After all, the brain is plastic. It has the ability to change.
Though the concept is simple, this revelation is relatively recent. For hundreds of years scientists believed the ribbed entity in our heads to be static, to be what it was and nothing more. They believed the brain to be a machine in stasis.
A scientist named Paul Bach-y-Rita became interested in the possible changing nature of the brain when he watched his father, at age sixty-eight, recover his ability to function after a debilitating stroke. When his father passed away, years later, an autopsy was performed and Bach-y-Rita discovered that his father’s brain still had huge lesions from the stroke, ones that had never healed. The brain, he realized, had the power to reorganize itself.
He published an article in the science journal
Nature
in 1969 about the work this experience inspired. In it, he described a machine that he had invented to help people who had been blind from birth. This machine used a camera and a computer that turned the visual world into a complex system of vibrating stimulators placed on the patient’s skin. With practice, these patients were able to use the tactile information and translate it into a visual understanding of their environment. In essence, they learned to “see.”
“The now forgotten machine was one of the first and boldest applications of neuroplasticity—an attempt to use one sense to replace another—and it worked,” wrote Norman Doidge in his book
The Brain That Changes Itself
.
The brain, as Bach-y-Rita and a growing group of scientists realized, isn’t a machine. It is capable of change, wildly so. It can bypass a damaged area to make use of what is still functional, even going so far as to replace one sense with another. It can also operate on a level much more specific, one much more attainable; for example, on the level of an American child speaking French, or regularly practicing the piano. Learning can change the structure of the brain.

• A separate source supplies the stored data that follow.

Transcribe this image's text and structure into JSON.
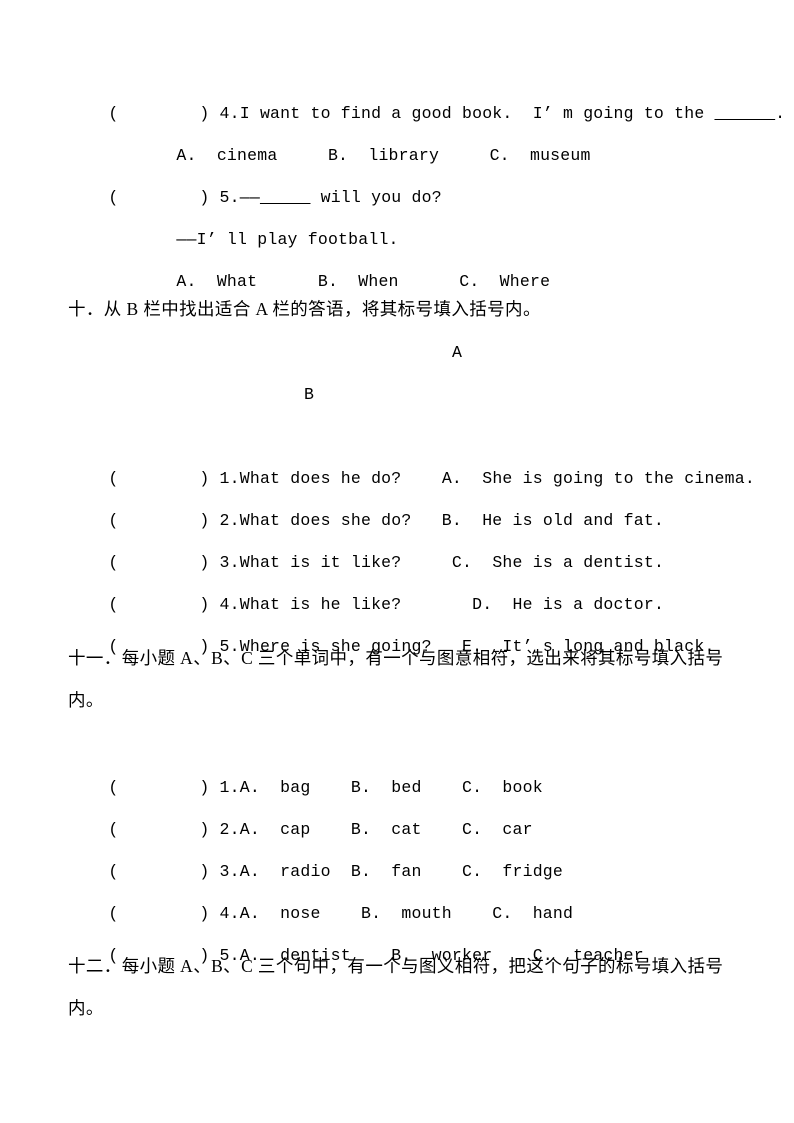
{
  "document": {
    "page_background": "#ffffff",
    "text_color": "#000000",
    "language": "zh-CN / en"
  },
  "section_nine_tail": {
    "q4": {
      "bracket": "(        ) 4.",
      "text": "I want to find a good book.  I’ m going to the ",
      "blank": "______",
      "tail": "."
    },
    "q4_options": "A.  cinema     B.  library     C.  museum",
    "q5": {
      "bracket": "(        ) 5.",
      "text": "——",
      "blank": "_____",
      "tail": " will you do?"
    },
    "q5_answer": "——I’ ll play football.",
    "q5_options": "A.  What      B.  When      C.  Where"
  },
  "section_ten": {
    "heading": "十．从 B 栏中找出适合 A 栏的答语，将其标号填入括号内。",
    "col_a_label": "A",
    "col_b_label": "B",
    "items": [
      {
        "bracket": "(        ) 1.",
        "question": "What does he do?",
        "gap": "    ",
        "answer": "A.  She is going to the cinema."
      },
      {
        "bracket": "(        ) 2.",
        "question": "What does she do?",
        "gap": "   ",
        "answer": "B.  He is old and fat."
      },
      {
        "bracket": "(        ) 3.",
        "question": "What is it like?",
        "gap": "     ",
        "answer": "C.  She is a dentist."
      },
      {
        "bracket": "(        ) 4.",
        "question": "What is he like?",
        "gap": "       ",
        "answer": "D.  He is a doctor."
      },
      {
        "bracket": "(        ) 5.",
        "question": "Where is she going?",
        "gap": "   ",
        "answer": "E.  It’ s long and black."
      }
    ]
  },
  "section_eleven": {
    "heading": "十一．每小题 A、B、C 三个单词中，有一个与图意相符，选出来将其标号填入括号内。",
    "items": [
      {
        "bracket": "(        ) 1.",
        "options": "A.  bag    B.  bed    C.  book"
      },
      {
        "bracket": "(        ) 2.",
        "options": "A.  cap    B.  cat    C.  car"
      },
      {
        "bracket": "(        ) 3.",
        "options": "A.  radio  B.  fan    C.  fridge"
      },
      {
        "bracket": "(        ) 4.",
        "options": "A.  nose    B.  mouth    C.  hand"
      },
      {
        "bracket": "(        ) 5.",
        "options": "A.  dentist    B.  worker    C.  teacher"
      }
    ]
  },
  "section_twelve": {
    "heading": "十二．每小题 A、B、C 三个句中，有一个与图义相符，把这个句子的标号填入括号内。"
  }
}
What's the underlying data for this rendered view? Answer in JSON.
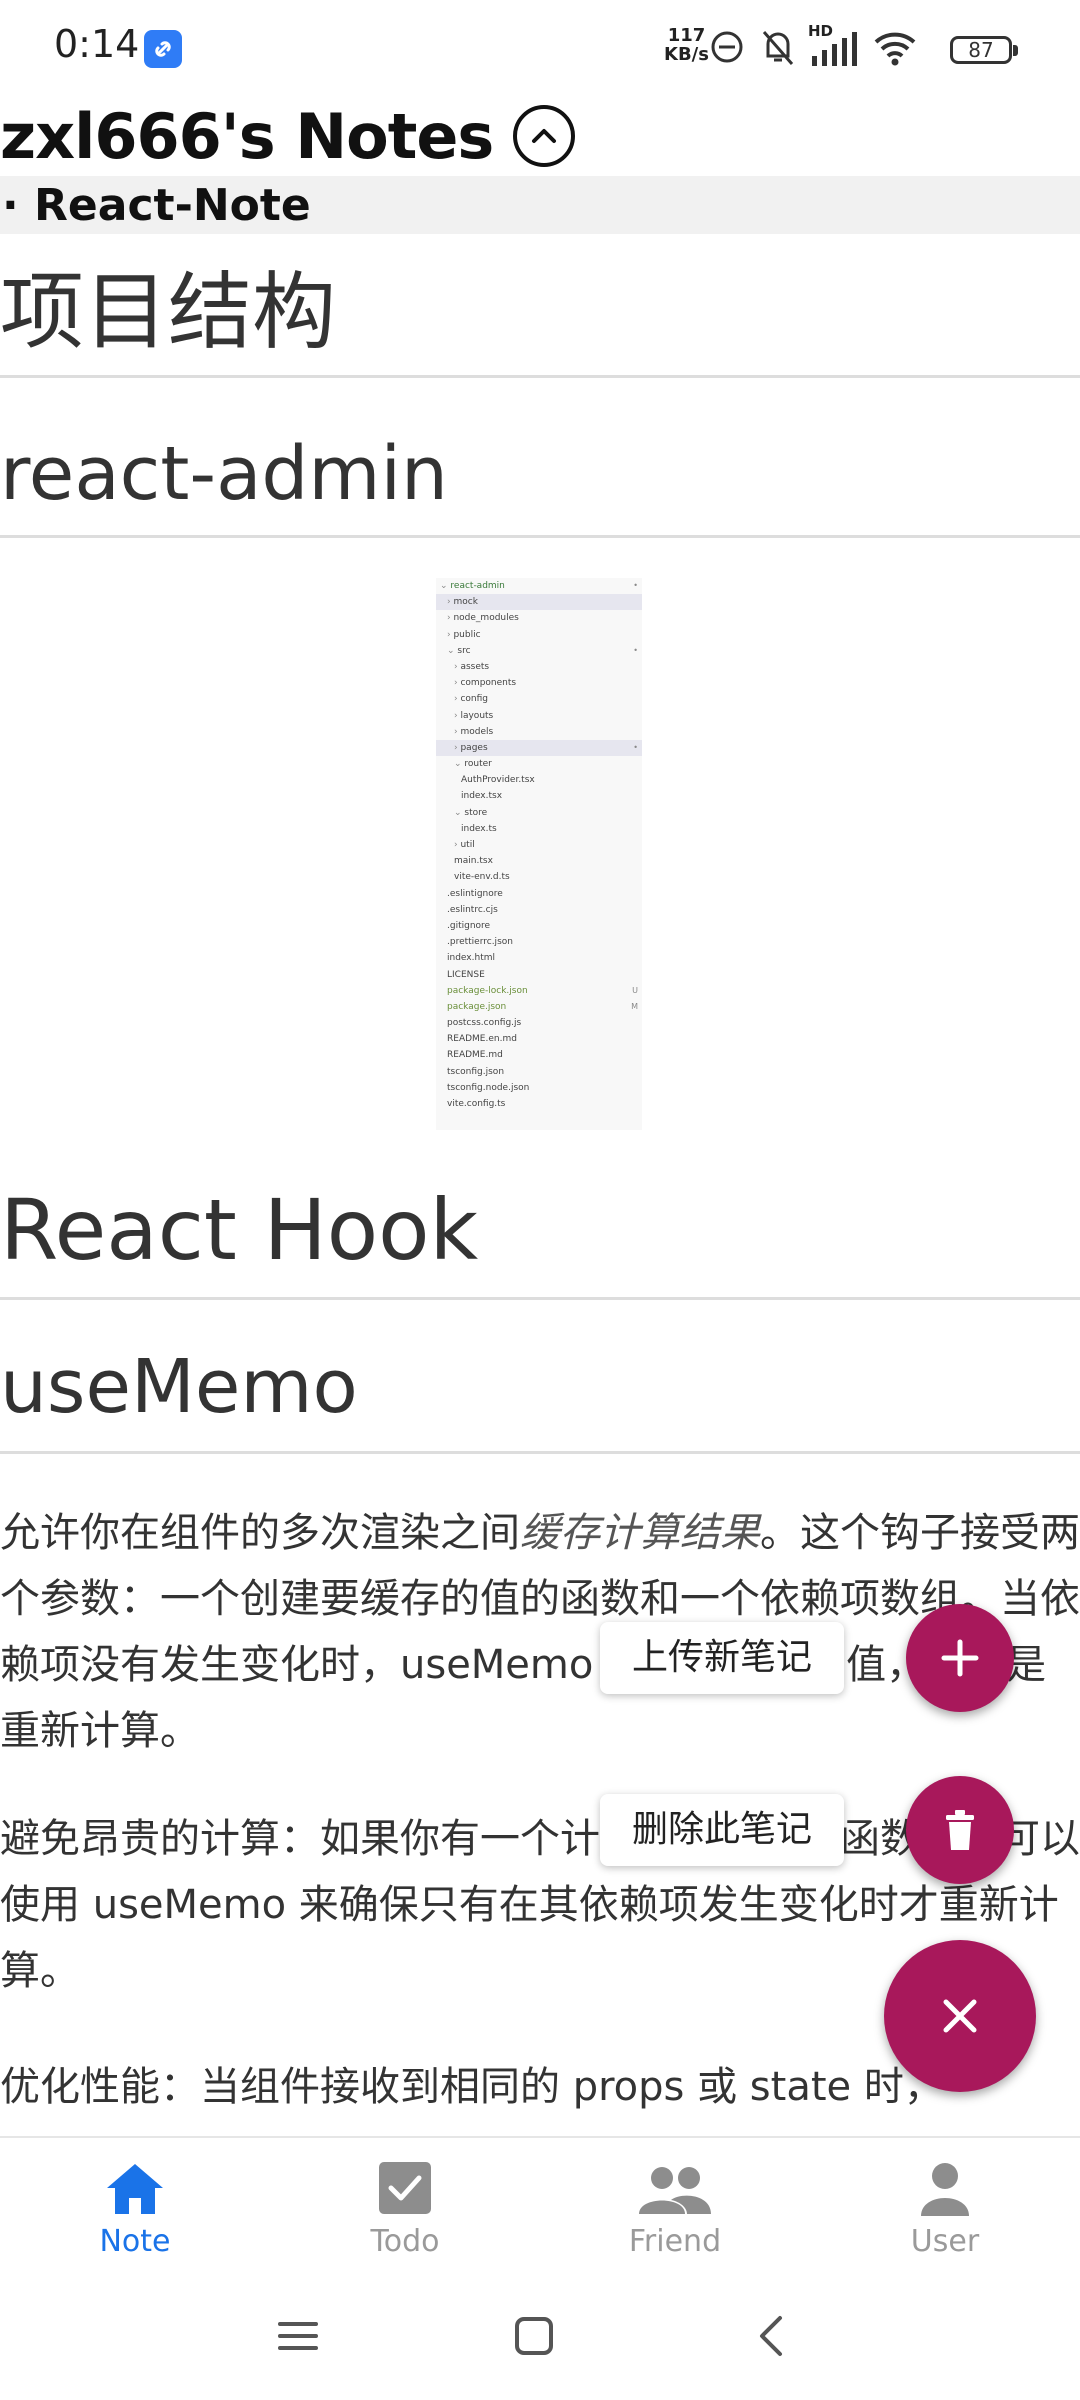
{
  "status_bar": {
    "time": "0:14",
    "net_speed_value": "117",
    "net_speed_unit": "KB/s",
    "hd_label": "HD",
    "battery": "87"
  },
  "header": {
    "title": "zxl666's Notes",
    "note_name": "· React-Note"
  },
  "content": {
    "h1_project": "项目结构",
    "h2_react_admin": "react-admin",
    "file_tree": [
      {
        "label": "react-admin",
        "indent": 0,
        "chev": "v",
        "mark": "•"
      },
      {
        "label": "mock",
        "indent": 1,
        "chev": ">",
        "mark": "",
        "sel": true
      },
      {
        "label": "node_modules",
        "indent": 1,
        "chev": ">",
        "mark": ""
      },
      {
        "label": "public",
        "indent": 1,
        "chev": ">",
        "mark": ""
      },
      {
        "label": "src",
        "indent": 1,
        "chev": "v",
        "mark": "•"
      },
      {
        "label": "assets",
        "indent": 2,
        "chev": ">",
        "mark": ""
      },
      {
        "label": "components",
        "indent": 2,
        "chev": ">",
        "mark": ""
      },
      {
        "label": "config",
        "indent": 2,
        "chev": ">",
        "mark": ""
      },
      {
        "label": "layouts",
        "indent": 2,
        "chev": ">",
        "mark": ""
      },
      {
        "label": "models",
        "indent": 2,
        "chev": ">",
        "mark": ""
      },
      {
        "label": "pages",
        "indent": 2,
        "chev": ">",
        "mark": "•",
        "sel": true
      },
      {
        "label": "router",
        "indent": 2,
        "chev": "v",
        "mark": ""
      },
      {
        "label": "AuthProvider.tsx",
        "indent": 3,
        "chev": "",
        "mark": ""
      },
      {
        "label": "index.tsx",
        "indent": 3,
        "chev": "",
        "mark": ""
      },
      {
        "label": "store",
        "indent": 2,
        "chev": "v",
        "mark": ""
      },
      {
        "label": "index.ts",
        "indent": 3,
        "chev": "",
        "mark": ""
      },
      {
        "label": "util",
        "indent": 2,
        "chev": ">",
        "mark": ""
      },
      {
        "label": "main.tsx",
        "indent": 2,
        "chev": "",
        "mark": ""
      },
      {
        "label": "vite-env.d.ts",
        "indent": 2,
        "chev": "",
        "mark": ""
      },
      {
        "label": ".eslintignore",
        "indent": 1,
        "chev": "",
        "mark": ""
      },
      {
        "label": ".eslintrc.cjs",
        "indent": 1,
        "chev": "",
        "mark": ""
      },
      {
        "label": ".gitignore",
        "indent": 1,
        "chev": "",
        "mark": ""
      },
      {
        "label": ".prettierrc.json",
        "indent": 1,
        "chev": "",
        "mark": ""
      },
      {
        "label": "index.html",
        "indent": 1,
        "chev": "",
        "mark": ""
      },
      {
        "label": "LICENSE",
        "indent": 1,
        "chev": "",
        "mark": ""
      },
      {
        "label": "package-lock.json",
        "indent": 1,
        "chev": "",
        "mark": "U"
      },
      {
        "label": "package.json",
        "indent": 1,
        "chev": "",
        "mark": "M"
      },
      {
        "label": "postcss.config.js",
        "indent": 1,
        "chev": "",
        "mark": ""
      },
      {
        "label": "README.en.md",
        "indent": 1,
        "chev": "",
        "mark": ""
      },
      {
        "label": "README.md",
        "indent": 1,
        "chev": "",
        "mark": ""
      },
      {
        "label": "tsconfig.json",
        "indent": 1,
        "chev": "",
        "mark": ""
      },
      {
        "label": "tsconfig.node.json",
        "indent": 1,
        "chev": "",
        "mark": ""
      },
      {
        "label": "vite.config.ts",
        "indent": 1,
        "chev": "",
        "mark": ""
      }
    ],
    "h1_hook": "React Hook",
    "h2_usememo": "useMemo",
    "p1_a": "允许你在组件的多次渲染之间",
    "p1_em": "缓存计算结果",
    "p1_b": "。这个钩子接受两个参数：一个创建要缓存的值的函数和一个依赖项数组。当依赖项没有发生变化时，useMemo 会返回缓存的值，而不是重新计算。",
    "p2": "避免昂贵的计算：如果你有一个计算成本很高的函数，你可以使用 useMemo 来确保只有在其依赖项发生变化时才重新计算。",
    "p3": "优化性能：当组件接收到相同的 props 或 state 时，"
  },
  "fab_menu": {
    "upload_label": "上传新笔记",
    "delete_label": "删除此笔记"
  },
  "bottom_nav": {
    "items": [
      {
        "label": "Note",
        "icon": "home-icon",
        "active": true
      },
      {
        "label": "Todo",
        "icon": "checkbox-icon",
        "active": false
      },
      {
        "label": "Friend",
        "icon": "people-icon",
        "active": false
      },
      {
        "label": "User",
        "icon": "person-icon",
        "active": false
      }
    ]
  },
  "colors": {
    "accent": "#a8185b",
    "active_nav": "#1a73e8",
    "inactive_nav": "#9a9a9a"
  }
}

“The idea that the brain can change its own structure and function through thought and activity is, I believe, the most important alteration in our view of the brain since we first sketched out its basic anatomy and the workings of its basic component, the neuron,” Doidge wrote.
Though I have spoken with anosmics who are sure that they can “smell” through other senses, like Bach-y-Rita’s patients could “see,” I needed nothing so serious as a replacement for sight. But I knew that my inability to recognize and identify smells was not static.